Par l'interphone, le concierge informe Tausk qu'un colis vient de lui arriver : Je peux vous le monter, vous êtes là ? Bien sûr, dit Tausk alors qu'un coup de feu retentit dans le salon. Le concierge ayant remis le colis, Tausk éteint le téléviseur, laisse la mouche se débrouiller seule, va chercher des ciseaux tout en examinant cet emballage : petit Colissimo de type classique, distribution sans signature et sans mention d'expéditeur. Une ligne imprimée grise indique la date et le lieu de l'envoi : avant-hier, bureau de poste Agen Carnot. Ne connaissant ni Agen ni personne à Agen, Tausk soupèse le colis. Très léger, format de jeu de cartes ou de paquet de cigarettes, cela pourrait être un briquet, un bibelot, une paire de boutons de manchette ou une clé USB.
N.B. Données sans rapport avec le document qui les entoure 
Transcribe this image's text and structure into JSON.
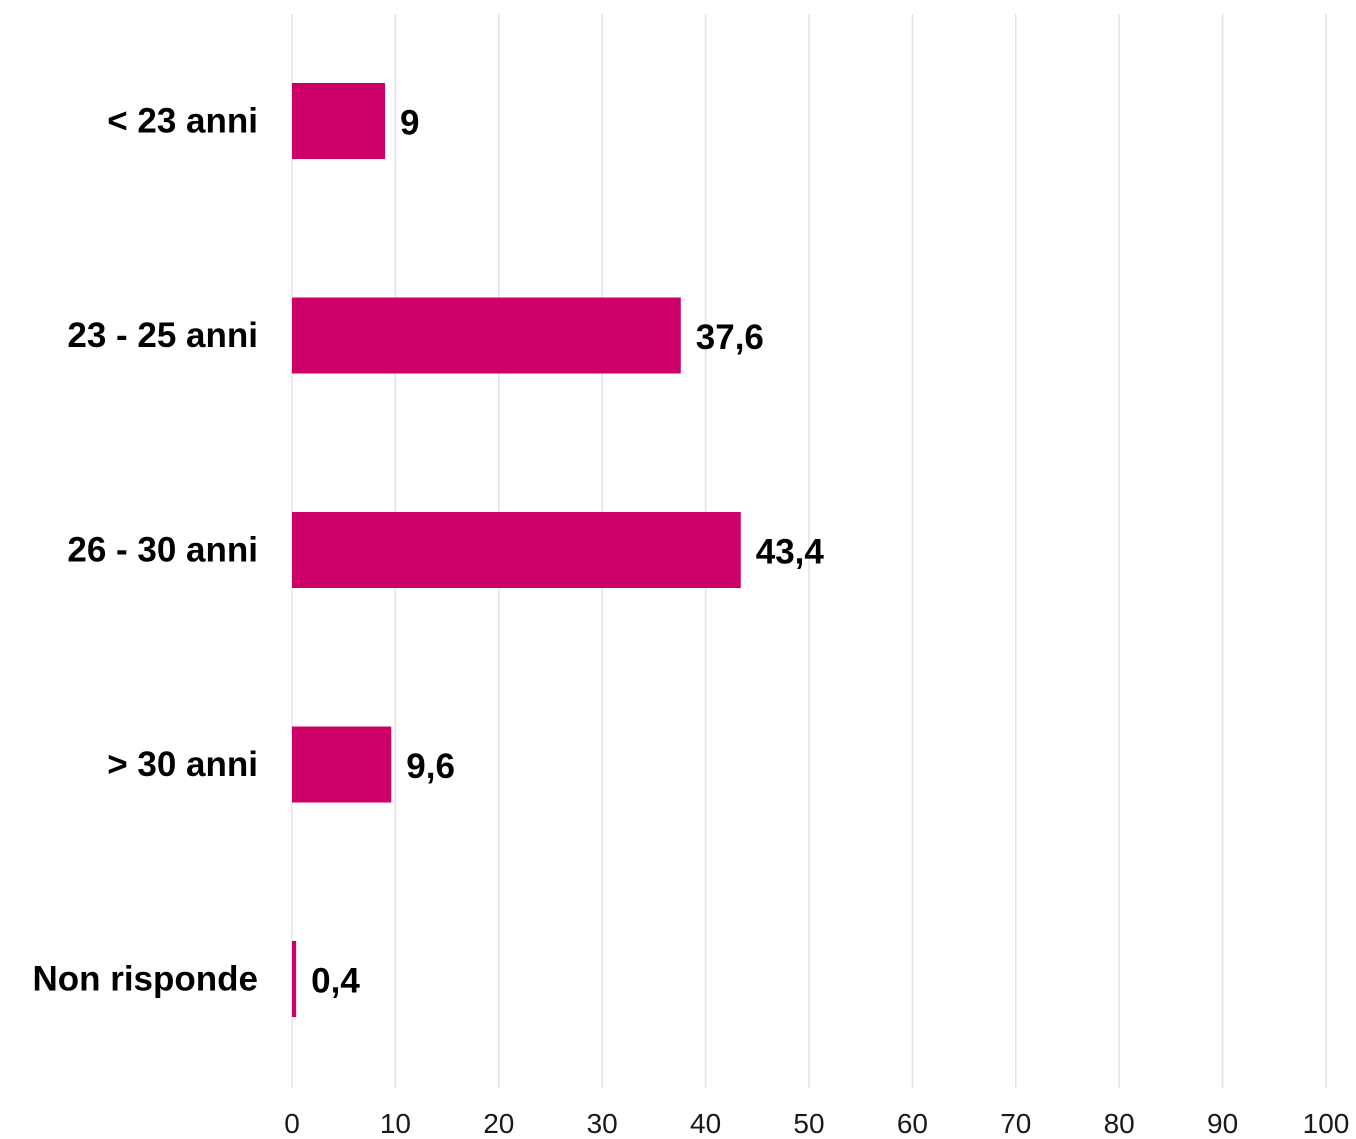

C'est une boîte d'allumettes vidée de ses allumettes et contenant à leur place un mince objet cylindrique, enveloppé dans un linge fixé par un segment de sparadrap. Et une fois déballé sur le plan de travail de la cuisine, cet objet nous a tout l'air d'être un doigt. Un vrai doigt humain : vif recul de Tausk, nausée, regard qui se détourne et léger vertige, mais ne dramatisons pas, ce n'est pas un doigt entier, ce n'est qu'un bout.

Jean Echenoz, Envoyée spéciale, Paris, Les éditions de minuit, 2016, p. 94-95.